For CPG the left nodes don't rejoin the group - as shown in corosync-cpgtool, they are not group members any more.  These nodes have not actually left but are still part of the cluster, they still appear in more debug showing that they are part of membership.

The left nodes have a more advanced ring seq id as they have gone operational.  In this case the nodes that were in RECOVERY for the last node join are on the previous ring seq id, this causes the transitional membership to be calculated so the operational nodes are removed, and therefore have left the cluster.

When this type of situation occurs is the cluster considered to have split and be reforming?  Would this be why the nodes are considered to have left and then rejoined in CLM?

Should this be something I email the mailing list about or leave in this report?

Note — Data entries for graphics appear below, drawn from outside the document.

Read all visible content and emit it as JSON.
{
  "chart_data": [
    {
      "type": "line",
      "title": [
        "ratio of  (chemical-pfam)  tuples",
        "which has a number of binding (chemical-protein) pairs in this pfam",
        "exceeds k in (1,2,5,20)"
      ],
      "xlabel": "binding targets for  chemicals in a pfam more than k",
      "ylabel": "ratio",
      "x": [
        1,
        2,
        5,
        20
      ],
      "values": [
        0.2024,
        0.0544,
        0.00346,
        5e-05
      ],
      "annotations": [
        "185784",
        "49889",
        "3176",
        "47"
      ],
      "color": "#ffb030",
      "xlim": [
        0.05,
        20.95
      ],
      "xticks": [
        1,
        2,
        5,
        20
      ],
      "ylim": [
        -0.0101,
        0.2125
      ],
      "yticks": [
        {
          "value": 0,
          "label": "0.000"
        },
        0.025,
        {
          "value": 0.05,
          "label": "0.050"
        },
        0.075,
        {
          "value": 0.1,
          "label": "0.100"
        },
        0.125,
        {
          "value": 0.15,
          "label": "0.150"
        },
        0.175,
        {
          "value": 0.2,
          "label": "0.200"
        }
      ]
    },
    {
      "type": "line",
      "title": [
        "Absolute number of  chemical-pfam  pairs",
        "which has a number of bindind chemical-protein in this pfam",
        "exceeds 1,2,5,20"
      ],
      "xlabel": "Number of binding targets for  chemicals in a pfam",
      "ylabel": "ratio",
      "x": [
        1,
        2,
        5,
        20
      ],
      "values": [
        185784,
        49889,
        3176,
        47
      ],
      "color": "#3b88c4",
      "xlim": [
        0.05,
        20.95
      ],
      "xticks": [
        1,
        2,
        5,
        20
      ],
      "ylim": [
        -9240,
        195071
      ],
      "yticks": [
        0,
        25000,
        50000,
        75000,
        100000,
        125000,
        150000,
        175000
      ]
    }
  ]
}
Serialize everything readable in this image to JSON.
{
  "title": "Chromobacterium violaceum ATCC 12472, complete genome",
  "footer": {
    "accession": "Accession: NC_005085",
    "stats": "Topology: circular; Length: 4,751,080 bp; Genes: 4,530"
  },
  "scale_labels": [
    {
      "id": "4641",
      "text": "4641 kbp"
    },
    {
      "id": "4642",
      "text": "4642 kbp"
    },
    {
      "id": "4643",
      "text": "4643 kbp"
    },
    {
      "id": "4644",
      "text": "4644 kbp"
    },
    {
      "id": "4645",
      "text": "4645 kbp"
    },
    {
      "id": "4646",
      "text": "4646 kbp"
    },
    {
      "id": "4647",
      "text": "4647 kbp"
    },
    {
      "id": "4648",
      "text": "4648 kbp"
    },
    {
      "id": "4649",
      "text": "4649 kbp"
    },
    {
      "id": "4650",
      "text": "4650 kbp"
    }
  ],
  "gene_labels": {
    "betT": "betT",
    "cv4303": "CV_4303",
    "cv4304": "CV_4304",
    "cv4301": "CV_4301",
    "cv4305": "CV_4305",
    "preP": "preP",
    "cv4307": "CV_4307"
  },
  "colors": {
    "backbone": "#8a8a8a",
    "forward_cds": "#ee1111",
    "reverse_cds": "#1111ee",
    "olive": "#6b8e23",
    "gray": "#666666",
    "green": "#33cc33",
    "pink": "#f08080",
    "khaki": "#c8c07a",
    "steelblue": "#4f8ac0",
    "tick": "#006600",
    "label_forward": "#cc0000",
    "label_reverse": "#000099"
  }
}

[TOTEM ] totemsrp.c:1998 entering RECOVERY state.
[TOTEM ] totemsrp.c:2040 TRANS [0] member 192.168.255.1:
[TOTEM ] totemsrp.c:2040 TRANS [1] member 192.168.255.10:
[TOTEM ] totemsrp.c:2040 TRANS [2] member 192.168.255.11:
[TOTEM ] totemsrp.c:2040 TRANS [3] member 192.168.255.12:
[TOTEM ] totemsrp.c:2044 position [0] member 192.168.255.1:
[TOTEM ] totemsrp.c:2048 previous ring seq 20 rep 192.168.255.1
[TOTEM ] totemsrp.c:2054 aru 60 high delivered 60 received flag 1
[TOTEM ] totemsrp.c:2044 position [1] member 192.168.255.3:
[TOTEM ] totemsrp.c:2048 previous ring seq 24 rep 192.168.255.1
[TOTEM ] totemsrp.c:2054 aru 0 high delivered 0 received flag 1
[TOTEM ] totemsrp.c:2044 position [2] member 192.168.255.4:
[TOTEM ] totemsrp.c:2048 previous ring seq 24 rep 192.168.255.1
[TOTEM ] totemsrp.c:2054 aru 0 high delivered 0 received flag 1
[TOTEM ] totemsrp.c:2044 position [3] member 192.168.255.5:
[TOTEM ] totemsrp.c:2048 previous ring seq 0 rep 192.168.255.5
[TOTEM ] totemsrp.c:2054 aru 0 high delivered 0 received flag 1
[TOTEM ] totemsrp.c:2044 position [4] member 192.168.255.6:
[TOTEM ] totemsrp.c:2048 previous ring seq 24 rep 192.168.255.1
[TOTEM ] totemsrp.c:2054 aru 0 high delivered 0 received flag 1
[TOTEM ] totemsrp.c:2044 position [5] member 192.168.255.8:
[TOTEM ] totemsrp.c:2048 previous ring seq 24 rep 192.168.255.1
[TOTEM ] totemsrp.c:2054 aru 0 high delivered 0 received flag 1
[TOTEM ] totemsrp.c:2044 position [6] member 192.168.255.9:
[TOTEM ] totemsrp.c:2048 previous ring seq 24 rep 192.168.255.1
[TOTEM ] totemsrp.c:2054 aru 0 high delivered 0 received flag 1
[TOTEM ] totemsrp.c:2044 position [7] member 192.168.255.10:
[TOTEM ] totemsrp.c:2048 previous ring seq 20 rep 192.168.255.1
[TOTEM ] totemsrp.c:2054 aru 60 high delivered 60 received flag 1
[TOTEM ] totemsrp.c:2044 position [8] member 192.168.255.11:
[TOTEM ] totemsrp.c:2048 previous ring seq 20 rep 192.168.255.1
[TOTEM ] totemsrp.c:2054 aru 60 high delivered 60 received flag 1
[TOTEM ] totemsrp.c:2044 position [9] member 192.168.255.12:
[TOTEM ] totemsrp.c:2048 previous ring seq 20 rep 192.168.255.1
[TOTEM ] totemsrp.c:2054 aru 60 high delivered 60 received flag 1

Comment 12 Steven Dake 2011-11-29 17:32:58 UTC
Please file a new bug for Comment #11.  Closing rest of this bug as upstream.